Après l'échec commercial de son télégraphe autographique en 1869, Lenoir revient à la question de la tarnsmission des images en déposant un brevet pour un système de photo-télégraphie. Son système semble être passé inaperçu. L'article que lui consacré V. Dervillé, trente ans plus tard, dans La Revue industrielle, est un des rares que nous avons pu identifier. Si l'on en croit Devillé, le système fonctionnait puisqu'il dit avoir vu des photographies transmises avec ce système. La date de parution de cet article, le 2 février 1907, n'est pas fortuite : la veille, le 1er février 1907, Arthur Korn a donné dans les locaux de L'Illustration sa retentissante conférence de démonstration de son système de téléphotographie recourant au sélénium. Devillé a probablement tenu à indiquer qu'il y avait au moins un précirseur français.

Jean-Joseph-Etienne LENOIR
Système de photo-télégraphie
Brevet français n°118646
Déposé le 23 mai 1877
Publié le 8 août 1877

"L'invention à laquelle je donne le nombre de « photo-télégraphie » consiste à préparer des plaques ou feuilles métalliques à l'aide d'une matière isolante qui se fixe par la lumière. 

Je me sers pour obtenir ce résultat, soit de gélatine, de bichromate de potasse, d'ammoniaque, de bitume de Judée ou de toute autre matière végétale, animale au minérale susceptible de changer de consistance sous l'influence des rayons lumineux. 

Prenant par exemples une dissolution de bichromate de potasse, je fais une dissolution concentrée de bichromate dans l'eau; à 150 g de cette dissolution, j’ajoute 40 g de gélatine que je fais fondre au bain marie; j'étale ensuite avec un pinceau une couche légère du mélange ci-dessus sur une feuille de papier métallique. Cette feuille ainsi préparée et placée à la lumière, sous un cliché photographique; après quelques minutes je retire ladite feuille et je la fais tremper dans de l'eau. La gélatine qui n'a pas été décomposée par la lumière est soluble et laisse par conséquent le métal à nu. J'obtiens de la sorte une épreuve photographique composée d'une matière isolante sur une feuille conductrice de l'électricité, épreuve que je place sur le cylindre de mon télégraphe autographique, afin de l'expédier, tout comme on expédie actuellement un dessin à la plume. 

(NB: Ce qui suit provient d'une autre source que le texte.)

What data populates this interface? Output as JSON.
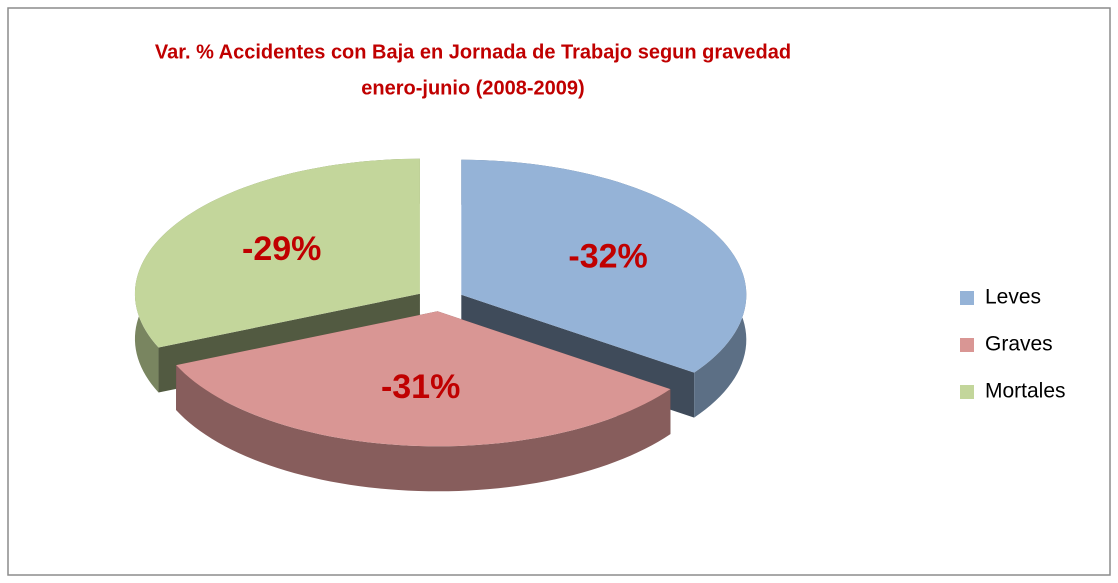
{
  "chart_data": {
    "type": "pie",
    "title": [
      "Var. % Accidentes con Baja en Jornada de Trabajo segun gravedad",
      "enero-junio (2008-2009)"
    ],
    "categories": [
      "Leves",
      "Graves",
      "Mortales"
    ],
    "values": [
      -32,
      -31,
      -29
    ],
    "value_labels": [
      "-32%",
      "-31%",
      "-29%"
    ],
    "colors": [
      "#95b3d7",
      "#d99694",
      "#c3d69b"
    ],
    "legend": "right"
  }
}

L'emploi des différentes matières dont je me sers est connu; ce que je revendique c'est l'application de ces différentes matières sur une feuille métallique conductrice de l'électricité, pour la reproduction par l'électricité et par un appareil télégraphique, d'une image photographique quelconque, portrait etc."

V. DERVILLE
"La photo-télégraphie il y a 30 ans"
La Revue industrielle, 2 février 1907, pp. 44-45  (extrait)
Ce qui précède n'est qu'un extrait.